3. “What did you (the interviewee) think, feel, or want to do in the situation?” […] 4. “What did you actually do or say?” […]

5. “What was the outcome? What happened?” (Spencer, Spencer, 1993, p. 124).

Il numero ideale di racconti (“incidenti critici”) è sei, ripartito tra “high or success incidents e low or failure incidents” avvenuti negli ultimi dodici – diciotto mesi; tuttavia quattro racconti per una durata complessiva di novanta – centoventi minuti sono già un buon riferimento per identificare le competenze possedute.

A partire dall’intervista comportamentale, le competenze possono essere rilevate in vario modo, semplicemente osservandone la presenza o l’assenza oppure valutando la frequenza e il livello con i quali la competenza si manifesta durante i racconti dell’intervistato: «i dati più durevolmente utilizzabili per le decisioni di valutazione si ottengono calcolando per ciascuna competenza la media dei livelli più elevati codificati in tre episodi diversi» (Spencer, Spencer, 1993; trad. it., p. 225).

Nel caso in cui gli analisti siano più di uno, occorre ricorrere a metodologie statistiche che indichino il livello di affidabilità (ovvero di concordanza) tra valutatori diversi15.

Quest’ultima fase di codifica è la più difficile e la più delicata perché porta alla formalizzazione delle competenze possedute da un soggetto.
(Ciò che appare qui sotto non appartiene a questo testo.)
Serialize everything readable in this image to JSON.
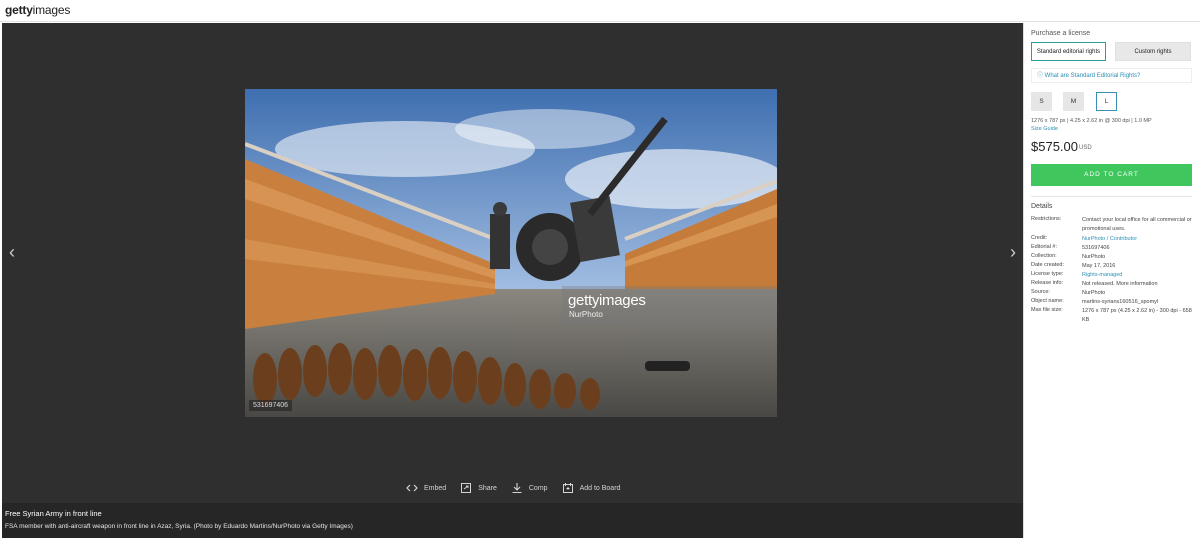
{
  "header": {
    "logo_bold": "getty",
    "logo_light": "images"
  },
  "viewer": {
    "prev_icon": "chevron-left-icon",
    "next_icon": "chevron-right-icon",
    "watermark_brand": "gettyimages",
    "watermark_credit": "NurPhoto",
    "image_id": "531697406"
  },
  "actions": [
    {
      "label": "Embed",
      "icon": "code-icon"
    },
    {
      "label": "Share",
      "icon": "share-icon"
    },
    {
      "label": "Comp",
      "icon": "download-icon"
    },
    {
      "label": "Add to Board",
      "icon": "board-icon"
    }
  ],
  "caption": {
    "title": "Free Syrian Army in front line",
    "description": "FSA member with anti-aircraft weapon in front line in Azaz, Syria. (Photo by Eduardo Martins/NurPhoto via Getty Images)"
  },
  "panel": {
    "heading": "Purchase a license",
    "tab_standard": "Standard editorial rights",
    "tab_custom": "Custom rights",
    "rights_link": "What are Standard Editorial Rights?",
    "sizes": [
      "S",
      "M",
      "L"
    ],
    "selected_size": "L",
    "size_info": "1276 x 787 px | 4.25 x 2.62 in @ 300 dpi | 1.0 MP",
    "size_guide": "Size Guide",
    "price": "$575.00",
    "currency": "USD",
    "cart_button": "ADD TO CART",
    "details_heading": "Details",
    "details": [
      {
        "label": "Restrictions:",
        "value": "Contact your local office for all commercial or promotional uses."
      },
      {
        "label": "Credit:",
        "value": "NurPhoto / Contributor"
      },
      {
        "label": "Editorial #:",
        "value": "531697406"
      },
      {
        "label": "Collection:",
        "value": "NurPhoto"
      },
      {
        "label": "Date created:",
        "value": "May 17, 2016"
      },
      {
        "label": "License type:",
        "value": "Rights-managed"
      },
      {
        "label": "Release info:",
        "value": "Not released. More information"
      },
      {
        "label": "Source:",
        "value": "NurPhoto"
      },
      {
        "label": "Object name:",
        "value": "martins-syrians160516_spomyl"
      },
      {
        "label": "Max file size:",
        "value": "1276 x 787 px (4.25 x 2.62 in) - 300 dpi - 658 KB"
      }
    ]
  },
  "colors": {
    "accent_teal": "#2c9b9b",
    "link_blue": "#2c8fb5",
    "cart_green": "#3fc75d",
    "viewer_bg": "#2f2f2f"
  }
}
I “dizionari di competenze” possono efficacemente supportare questa fase attraverso un elenco di competenze (statisticamente validate) riconducibili a determinati comportamenti dimostrati. Nel caso in cui però si osservino dei comportamenti (e delle competenze) non codificati nel dizionario utilizzato occorrerà ampliare lo stesso in base ai nuovi risultati emersi.